Jazz Reviews : Big Band Classic Provides Nostalgia, but Little More
The most appropriate theme for Tuesday evening’s Big Band Classic at Ambassador Auditorium in Pasadena would have been “I’ve Heard That Song Before.”
While none of the 21 performers on the bill actually performed the tune, the audience that packed the theater no doubt could say those very words about every other tune offered during the 2 1/2-hour tribute.
The third in the Big Band Era series, this concert’s purpose was to rehash the white swing music of the late ‘30s and early ‘40s.

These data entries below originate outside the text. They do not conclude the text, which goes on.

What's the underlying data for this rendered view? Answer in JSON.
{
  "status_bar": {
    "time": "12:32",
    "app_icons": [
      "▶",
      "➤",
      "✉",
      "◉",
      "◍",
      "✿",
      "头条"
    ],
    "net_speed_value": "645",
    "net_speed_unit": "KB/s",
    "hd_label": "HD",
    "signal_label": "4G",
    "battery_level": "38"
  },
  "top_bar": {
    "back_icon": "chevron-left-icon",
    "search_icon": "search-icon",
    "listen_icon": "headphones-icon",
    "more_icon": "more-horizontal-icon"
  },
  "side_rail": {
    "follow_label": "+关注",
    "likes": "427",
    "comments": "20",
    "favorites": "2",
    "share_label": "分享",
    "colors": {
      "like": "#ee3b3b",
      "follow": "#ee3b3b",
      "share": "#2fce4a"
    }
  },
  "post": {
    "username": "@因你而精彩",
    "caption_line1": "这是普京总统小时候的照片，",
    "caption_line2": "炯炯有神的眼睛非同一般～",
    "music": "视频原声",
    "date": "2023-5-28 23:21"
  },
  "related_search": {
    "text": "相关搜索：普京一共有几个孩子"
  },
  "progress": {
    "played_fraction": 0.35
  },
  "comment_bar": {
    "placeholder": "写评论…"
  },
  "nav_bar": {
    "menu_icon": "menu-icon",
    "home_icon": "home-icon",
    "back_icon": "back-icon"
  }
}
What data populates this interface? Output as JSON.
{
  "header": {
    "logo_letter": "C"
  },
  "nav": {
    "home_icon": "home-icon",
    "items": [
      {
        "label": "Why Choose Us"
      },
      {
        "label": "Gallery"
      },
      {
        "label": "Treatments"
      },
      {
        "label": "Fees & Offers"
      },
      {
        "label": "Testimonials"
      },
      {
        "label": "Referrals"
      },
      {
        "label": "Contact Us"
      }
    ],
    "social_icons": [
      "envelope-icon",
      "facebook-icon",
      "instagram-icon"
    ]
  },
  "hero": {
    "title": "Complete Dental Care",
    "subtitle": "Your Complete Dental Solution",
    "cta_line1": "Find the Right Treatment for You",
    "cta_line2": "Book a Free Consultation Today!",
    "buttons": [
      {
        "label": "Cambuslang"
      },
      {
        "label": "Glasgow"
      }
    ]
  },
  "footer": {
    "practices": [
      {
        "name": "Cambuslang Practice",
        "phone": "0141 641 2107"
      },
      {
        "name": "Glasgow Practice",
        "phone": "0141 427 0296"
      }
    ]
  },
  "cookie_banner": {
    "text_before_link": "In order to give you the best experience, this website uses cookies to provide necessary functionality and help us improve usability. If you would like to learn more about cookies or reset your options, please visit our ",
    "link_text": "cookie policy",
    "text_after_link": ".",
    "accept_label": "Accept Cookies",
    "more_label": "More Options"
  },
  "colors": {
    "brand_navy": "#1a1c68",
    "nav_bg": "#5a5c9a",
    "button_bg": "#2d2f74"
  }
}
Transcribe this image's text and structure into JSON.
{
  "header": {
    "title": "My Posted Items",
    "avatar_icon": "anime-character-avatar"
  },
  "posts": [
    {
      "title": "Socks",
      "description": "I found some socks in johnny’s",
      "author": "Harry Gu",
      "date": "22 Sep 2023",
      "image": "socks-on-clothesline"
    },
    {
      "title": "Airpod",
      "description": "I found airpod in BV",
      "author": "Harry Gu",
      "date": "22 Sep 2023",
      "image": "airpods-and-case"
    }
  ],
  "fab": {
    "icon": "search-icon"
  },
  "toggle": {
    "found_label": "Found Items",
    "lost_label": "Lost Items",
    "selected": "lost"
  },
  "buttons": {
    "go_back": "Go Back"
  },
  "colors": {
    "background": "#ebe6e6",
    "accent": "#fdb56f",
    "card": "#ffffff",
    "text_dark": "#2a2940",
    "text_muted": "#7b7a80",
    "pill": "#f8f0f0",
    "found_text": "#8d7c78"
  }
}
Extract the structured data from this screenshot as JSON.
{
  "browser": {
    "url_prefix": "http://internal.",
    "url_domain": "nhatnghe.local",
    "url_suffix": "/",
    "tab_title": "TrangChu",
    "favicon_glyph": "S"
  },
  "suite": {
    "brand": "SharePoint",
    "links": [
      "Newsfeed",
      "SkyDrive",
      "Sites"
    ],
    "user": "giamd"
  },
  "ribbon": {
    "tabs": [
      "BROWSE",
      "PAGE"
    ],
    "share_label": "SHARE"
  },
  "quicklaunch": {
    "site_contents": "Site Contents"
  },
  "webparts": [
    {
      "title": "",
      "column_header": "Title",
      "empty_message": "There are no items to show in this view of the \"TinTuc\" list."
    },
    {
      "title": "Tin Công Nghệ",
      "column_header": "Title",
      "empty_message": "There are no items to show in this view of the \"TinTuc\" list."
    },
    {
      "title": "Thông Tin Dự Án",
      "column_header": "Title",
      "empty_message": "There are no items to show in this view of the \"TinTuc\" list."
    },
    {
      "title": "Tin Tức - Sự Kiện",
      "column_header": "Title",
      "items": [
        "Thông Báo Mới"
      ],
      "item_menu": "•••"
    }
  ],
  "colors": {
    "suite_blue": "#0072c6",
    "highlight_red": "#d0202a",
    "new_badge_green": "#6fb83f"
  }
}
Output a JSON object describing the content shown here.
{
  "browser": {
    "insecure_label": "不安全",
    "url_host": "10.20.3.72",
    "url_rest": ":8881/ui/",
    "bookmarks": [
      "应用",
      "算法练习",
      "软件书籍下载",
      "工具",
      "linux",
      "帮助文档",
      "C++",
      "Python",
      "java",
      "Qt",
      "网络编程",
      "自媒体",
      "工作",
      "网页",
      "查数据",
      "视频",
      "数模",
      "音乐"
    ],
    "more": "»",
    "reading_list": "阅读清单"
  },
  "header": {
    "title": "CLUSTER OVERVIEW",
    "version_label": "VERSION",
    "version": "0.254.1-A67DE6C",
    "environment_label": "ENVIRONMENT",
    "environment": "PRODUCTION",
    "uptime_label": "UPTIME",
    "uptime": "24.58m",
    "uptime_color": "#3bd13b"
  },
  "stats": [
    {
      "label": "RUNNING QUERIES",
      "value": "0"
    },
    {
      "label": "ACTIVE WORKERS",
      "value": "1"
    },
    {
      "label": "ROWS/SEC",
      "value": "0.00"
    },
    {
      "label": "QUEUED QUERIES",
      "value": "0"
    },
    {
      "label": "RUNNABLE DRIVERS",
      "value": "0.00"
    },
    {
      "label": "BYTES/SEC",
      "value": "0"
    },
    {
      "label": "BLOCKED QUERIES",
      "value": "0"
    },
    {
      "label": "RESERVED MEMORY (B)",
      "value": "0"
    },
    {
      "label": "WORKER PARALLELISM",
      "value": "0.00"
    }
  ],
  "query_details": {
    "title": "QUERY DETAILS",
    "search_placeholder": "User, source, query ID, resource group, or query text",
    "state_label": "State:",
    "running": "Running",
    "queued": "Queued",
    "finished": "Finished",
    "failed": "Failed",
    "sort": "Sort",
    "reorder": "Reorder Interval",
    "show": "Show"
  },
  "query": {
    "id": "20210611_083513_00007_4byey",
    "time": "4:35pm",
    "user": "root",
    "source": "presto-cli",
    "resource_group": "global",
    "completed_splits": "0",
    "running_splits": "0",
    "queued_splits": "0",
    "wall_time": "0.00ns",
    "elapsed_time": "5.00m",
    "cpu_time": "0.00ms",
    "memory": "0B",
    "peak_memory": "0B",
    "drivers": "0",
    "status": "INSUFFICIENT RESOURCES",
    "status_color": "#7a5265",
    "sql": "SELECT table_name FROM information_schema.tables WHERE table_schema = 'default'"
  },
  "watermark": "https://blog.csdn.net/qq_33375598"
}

Those applauding wildly the efforts of the Harry James Orchestra (a ghost band whose leader died in 1984) and singers Connie Haines, Art Lund and the Lancers, were, for the most part, cheering nostalgia. While the concert promised the best of James, Benny Goodman, Tommy Dorsey, the Pied Pipers, et al., what was forgotten was the quality that made those names musical institutions.
The Pied Pipers, for instance, wouldn’t have survived a single night had their singing been as out of tune as the Lancers’ was.
While the James aggregation--populated, oddly, with youngsters whose parents were probably too young to remember much about the Big Band Era--performed capably, albeit with not much spirit, Haines and Lund seemed oddly out of place.
Lund, whose seven-tune set included a few megahits (“My Blue Heaven,” “Mam’selle”), has lost most of his once-rich baritone voice. But his segment was unpretentious and pleasant enough.
Haines, on the other hand, wallowed in embarrassing self-aggrandizement as she flitted about the stage coarsely whispering some of her hits (“You Made Me Love You,” “Swing Time Up in Harlem”). Her voice, too, has suffered the ravages of time.
Despite the fact that these shows tend to take on a sideshow appearance, the saddest thing is that the life left in the era’s repertoire is not explored. The songs deserve playing, not a mere rehashing that will turn them into museum pieces.